Prototyping and fabrication

The prototype in Supplementary Fig. 1 is manufactured from paper and adhesive film. First, two copies of each face were cut from the paper. Then, the faces were glued on both sides of the adhesive film in the arrangement of the crease pattern. The prototypes shown in Supplementary Figs. 24 and Supplementary Movie 2 are fabricated using a Stratasys Objet500 Connex3 inkjet-based, multi-material 3Dprinter. The printing materials for faces and crease lines are VeroWhite Plus and Agilus30Black, respectively.


All computations were implemented and carried out using MATLAB, involving the generation and editing of crease pattern graphs, automated creation of faces, editing of faces and the calculation of the folded configuration, as well as PTU which generalizes the conditions for rigid foldability of degree-n vertices. The folded configuration is obtained by repeatedly iterating through the crease pattern graph and, whenever possible, the PTU is used to calculate further dihedral angles, vertex locations and face normal. When such a calculation is possible and how it is executed is described in detail in Supplementary Notes 1 and 2. In all examples, the deformed configuration was validated by comparing all edge lengths and sector angles in the folded configuration with those in the unfolded configuration.

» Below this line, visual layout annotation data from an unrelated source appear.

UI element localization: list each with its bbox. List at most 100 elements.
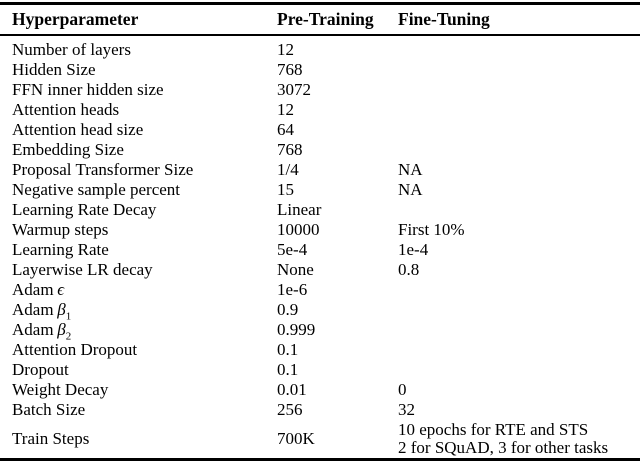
finetuning-cell: NA	[398, 160, 423, 179]
param-cell: Learning Rate Decay	[12, 200, 277, 220]
param-cell: Dropout	[12, 360, 277, 380]
param-label: Adam	[12, 280, 54, 299]
pretraining-cell: 3072	[277, 80, 311, 99]
pretraining-cell: 700K	[277, 429, 315, 448]
finetuning-cell: 10 epochs for RTE and STS 2 for SQuAD, 3…	[398, 421, 640, 457]
epsilon-symbol: ϵ	[57, 280, 65, 299]
table-row: Adam β2 0.999	[0, 320, 640, 343]
header-fine-tuning: Fine-Tuning	[398, 9, 490, 29]
pretraining-cell: Linear	[277, 200, 322, 219]
table-mid-rule	[0, 34, 640, 36]
table-row: Attention Dropout 0.1	[0, 340, 640, 360]
param-label: FFN inner hidden size	[12, 80, 164, 99]
table-row: Learning Rate Decay Linear	[0, 200, 640, 220]
table-row: Warmup steps 10000 First 10%	[0, 220, 640, 240]
param-label: Adam	[12, 300, 54, 319]
finetuning-cell: 32	[398, 400, 415, 419]
pretraining-cell: 768	[277, 140, 303, 159]
pretraining-cell: 1/4	[277, 160, 299, 179]
param-cell: Learning Rate	[12, 240, 277, 260]
param-label: Negative sample percent	[12, 180, 181, 199]
pretraining-cell: 0.1	[277, 340, 299, 359]
param-label: Adam	[12, 320, 54, 339]
pretraining-cell: 768	[277, 60, 303, 79]
table-bottom-rule	[0, 458, 640, 461]
param-label: Layerwise LR decay	[12, 260, 153, 279]
pretraining-cell: 0.01	[277, 380, 307, 399]
param-label: Warmup steps	[12, 220, 109, 239]
param-cell: Attention head size	[12, 120, 277, 140]
table-row: Learning Rate 5e-4 1e-4	[0, 240, 640, 260]
pretraining-cell: 0.1	[277, 360, 299, 379]
pretraining-cell: 12	[277, 100, 294, 119]
param-cell: Hidden Size	[12, 60, 277, 80]
param-cell: Number of layers	[12, 40, 277, 60]
param-cell: Train Steps	[12, 429, 277, 449]
finetuning-line-1: 10 epochs for RTE and STS	[398, 420, 589, 439]
param-label: Attention head size	[12, 120, 144, 139]
param-cell: Adam β1	[12, 300, 277, 323]
beta-subscript: 1	[65, 310, 72, 323]
table-row: Attention heads 12	[0, 100, 640, 120]
finetuning-cell: NA	[398, 180, 423, 199]
param-cell: Batch Size	[12, 400, 277, 420]
finetuning-cell: 1e-4	[398, 240, 429, 259]
table-row: Attention head size 64	[0, 120, 640, 140]
beta-symbol: β	[57, 300, 66, 319]
finetuning-cell: 0.8	[398, 260, 420, 279]
header-hyperparameter: Hyperparameter	[12, 9, 139, 29]
param-cell: Warmup steps	[12, 220, 277, 240]
pretraining-cell: 5e-4	[277, 240, 308, 259]
param-label: Number of layers	[12, 40, 131, 59]
table-row: Adam ϵ 1e-6	[0, 280, 640, 300]
finetuning-line-2: 2 for SQuAD, 3 for other tasks	[398, 438, 609, 457]
param-label: Train Steps	[12, 429, 90, 448]
table-row: Proposal Transformer Size 1/4 NA	[0, 160, 640, 180]
param-label: Learning Rate Decay	[12, 200, 157, 219]
pretraining-cell: 256	[277, 400, 303, 419]
param-cell: Embedding Size	[12, 140, 277, 160]
param-cell: Negative sample percent	[12, 180, 277, 200]
pretraining-cell: 15	[277, 180, 294, 199]
beta-subscript: 2	[65, 330, 72, 343]
pretraining-cell: 0.999	[277, 320, 316, 339]
pretraining-cell: 12	[277, 40, 294, 59]
table-top-rule	[0, 2, 640, 5]
param-label: Hidden Size	[12, 60, 96, 79]
table-row: Adam β1 0.9	[0, 300, 640, 323]
param-cell: Weight Decay	[12, 380, 277, 400]
header-pre-training: Pre-Training	[277, 9, 374, 29]
table-row: FFN inner hidden size 3072	[0, 80, 640, 100]
table-body: Number of layers 12 Hidden Size 768 FFN …	[0, 36, 640, 458]
param-label: Attention Dropout	[12, 340, 138, 359]
param-label: Embedding Size	[12, 140, 124, 159]
table-row: Dropout 0.1	[0, 360, 640, 380]
table-row: Negative sample percent 15 NA	[0, 180, 640, 200]
param-cell: Layerwise LR decay	[12, 260, 277, 280]
param-cell: FFN inner hidden size	[12, 80, 277, 100]
table-row: Number of layers 12	[0, 40, 640, 60]
pretraining-cell: 1e-6	[277, 280, 308, 299]
param-cell: Adam ϵ	[12, 280, 277, 300]
param-label: Dropout	[12, 360, 69, 379]
table-row: Batch Size 256 32	[0, 400, 640, 420]
finetuning-cell: 0	[398, 380, 407, 399]
param-cell: Attention heads	[12, 100, 277, 120]
beta-symbol: β	[57, 320, 66, 339]
table-header-row: Hyperparameter Pre-Training Fine-Tuning	[0, 5, 640, 34]
param-label: Batch Size	[12, 400, 86, 419]
param-cell: Adam β2	[12, 320, 277, 343]
param-cell: Attention Dropout	[12, 340, 277, 360]
param-label: Proposal Transformer Size	[12, 160, 194, 179]
param-label: Weight Decay	[12, 380, 109, 399]
table-row: Embedding Size 768	[0, 140, 640, 160]
table-row-train-steps: Train Steps 700K 10 epochs for RTE and S…	[0, 420, 640, 458]
pretraining-cell: 10000	[277, 220, 320, 239]
table-row: Layerwise LR decay None 0.8	[0, 260, 640, 280]
finetuning-cell: First 10%	[398, 220, 465, 239]
pretraining-cell: 0.9	[277, 300, 299, 319]
table-row: Hidden Size 768	[0, 60, 640, 80]
pretraining-cell: 64	[277, 120, 294, 139]
table-row: Weight Decay 0.01 0	[0, 380, 640, 400]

Crease pattern optimization

The optimizations were carried out using MATLAB’s implementation of the interior-point method. During each objective function evaluation, the mobile vertices are moved, affected sector angles and edge lengths are recalculated, and all vertices that are affected by the movement of the mobile vertices that affect the target vertex are re-evaluated. The optimization is terminated if either the objective function reaches a value below 10−4 or after 200 objective function evaluations. The process and the presented examples are explained in detail in Supplementary Information Sec. 3.

Crease pattern generation

The examples presented in Fig. 2d–e were obtained with a two-step process. First, a number of possibilities for the expansion of the pattern are analyzed using purely geometric calculations, and afterwards the interior-point optimization in MATLAB is applied to find the values for the geometric parameters relevant for the expansion. Based on this analysis, the best option is identified and applied to the origami. This process is explained in detail in Supplementary Note 4.

To apply the quadrilateral-closing operation, the calculation presented by Feng et al.30 is used to calculate the sector angles around the closing vertex as well as its mode. Since the conventions on the vertex modes differ, a short computation is required to convert between the convention used here and the one used by Feng et al.30 The algorithm is described in detail in Supplementary Note 5.

The patterns shown in Fig. 3d–g are based on known patterns. Some of them do not resemble patterns that consist exclusively of quadrilateral faces. These were obtained with the quadrilateral-closing operation by making one side of a quadrilateral face very short. The result are two degree-4 vertices with a very small distance between them such that they appear as degree-6 vertices in Fig. 3. The modelling of these patterns is discussed in detail in Supplementary Note 5.

The generation of the patterns shown in Fig. 4, as well as all the corresponding operations are documented in detail in Supplementary Notes 6 and 7.